Изогнутые брови удивленно приподнялись.
– Простить… за что?
В ярком солнечном свете она разглядела в его глазах два оттенка: теплый коричневый и проглядывающий сквозь него темно-серый; янтарь и сталь, свет и тьма, нежность и жестокость… Во что ей верить?
Тэффи отвела глаза, вычерчивая носком босоножки замысловатый узор на асфальте.
– За то, что я притворялась, и за то, в чем тебя обвиняла…
– Обвиняла меня? В чем? – настаивал Поль.
Она вздохнула, понимая, что он не собирается помогать ей.

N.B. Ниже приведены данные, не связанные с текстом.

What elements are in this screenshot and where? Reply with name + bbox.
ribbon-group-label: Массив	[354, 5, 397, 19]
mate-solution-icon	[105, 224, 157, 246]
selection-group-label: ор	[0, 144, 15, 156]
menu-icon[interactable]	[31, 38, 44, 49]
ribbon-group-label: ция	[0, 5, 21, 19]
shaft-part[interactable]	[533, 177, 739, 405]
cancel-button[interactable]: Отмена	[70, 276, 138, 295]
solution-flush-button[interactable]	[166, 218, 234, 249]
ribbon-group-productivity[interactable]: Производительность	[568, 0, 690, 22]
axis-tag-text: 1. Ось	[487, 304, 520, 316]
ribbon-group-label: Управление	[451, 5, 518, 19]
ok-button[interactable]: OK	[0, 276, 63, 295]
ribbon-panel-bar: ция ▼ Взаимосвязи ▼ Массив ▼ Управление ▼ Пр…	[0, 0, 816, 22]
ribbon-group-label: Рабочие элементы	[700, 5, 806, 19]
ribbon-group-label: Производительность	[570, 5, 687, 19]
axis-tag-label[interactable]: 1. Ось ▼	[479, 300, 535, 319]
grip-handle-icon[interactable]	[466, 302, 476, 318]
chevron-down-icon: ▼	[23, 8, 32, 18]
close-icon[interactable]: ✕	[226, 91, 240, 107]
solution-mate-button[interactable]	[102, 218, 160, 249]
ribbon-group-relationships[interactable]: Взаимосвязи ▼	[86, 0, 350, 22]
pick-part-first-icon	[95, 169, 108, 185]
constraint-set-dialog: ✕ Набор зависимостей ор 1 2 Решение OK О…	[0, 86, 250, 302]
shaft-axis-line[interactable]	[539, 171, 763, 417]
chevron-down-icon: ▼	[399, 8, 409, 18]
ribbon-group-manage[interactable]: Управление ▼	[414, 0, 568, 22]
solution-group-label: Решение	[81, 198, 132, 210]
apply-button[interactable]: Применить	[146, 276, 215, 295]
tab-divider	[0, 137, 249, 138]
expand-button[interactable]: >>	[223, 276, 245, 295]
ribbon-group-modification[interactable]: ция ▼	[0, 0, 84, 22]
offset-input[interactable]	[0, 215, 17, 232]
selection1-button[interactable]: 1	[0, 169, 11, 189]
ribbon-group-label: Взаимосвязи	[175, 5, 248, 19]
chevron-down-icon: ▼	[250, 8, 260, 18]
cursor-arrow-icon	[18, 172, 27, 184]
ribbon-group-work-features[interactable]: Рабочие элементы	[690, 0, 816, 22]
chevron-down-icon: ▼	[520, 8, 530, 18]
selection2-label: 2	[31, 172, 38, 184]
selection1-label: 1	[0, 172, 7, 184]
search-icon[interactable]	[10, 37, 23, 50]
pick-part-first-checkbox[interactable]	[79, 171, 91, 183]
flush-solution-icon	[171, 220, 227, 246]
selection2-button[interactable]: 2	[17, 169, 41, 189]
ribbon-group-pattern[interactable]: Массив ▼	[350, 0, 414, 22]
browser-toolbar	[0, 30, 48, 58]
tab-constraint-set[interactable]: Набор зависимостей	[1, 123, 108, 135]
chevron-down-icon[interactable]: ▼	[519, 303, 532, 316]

– Ну, ты знаешь… Что ты слишком благоразумен и осторожен, – быстро закончила она. – Еще много разного, но это – хуже всего.
– Я хочу, чтобы ты просила прощения только за это.
Тэффи смущенно посмотрела ему в лицо и встретила мягкий янтарный взгляд, от которого ей стало так легко, что она осмелилась продолжить:
– Ну а сцена, которую я закатила?
– Ты не давала обета молчания, мышка. Если расстроена, почему бы не закатить сцену?
– Потому что это по-детски, – призналась она впервые в жизни. – И вдобавок свалить всю вину на тебя.
– Я и вправду приложил к этому руку.
– В общем – нет. И ударилась я сама. – Она потрогала локоть.
– Бедная мышка.
Он опять подшучивает над ней, значит, все в порядке. Почему раньше она не понимала, что подсмеиваются обычно над людьми, которые нравятся? Он подсмеивается над ней, значит, она ему нравится, и больше ей ничего не нужно, разве что быть рядом с ним и пробираться сквозь притихшую и теперь более управляемую толпу.
– У меня вопрос, – начала Тэффи, когда они проходили мимо бело-золотой карусели. – Откуда ты там взялся?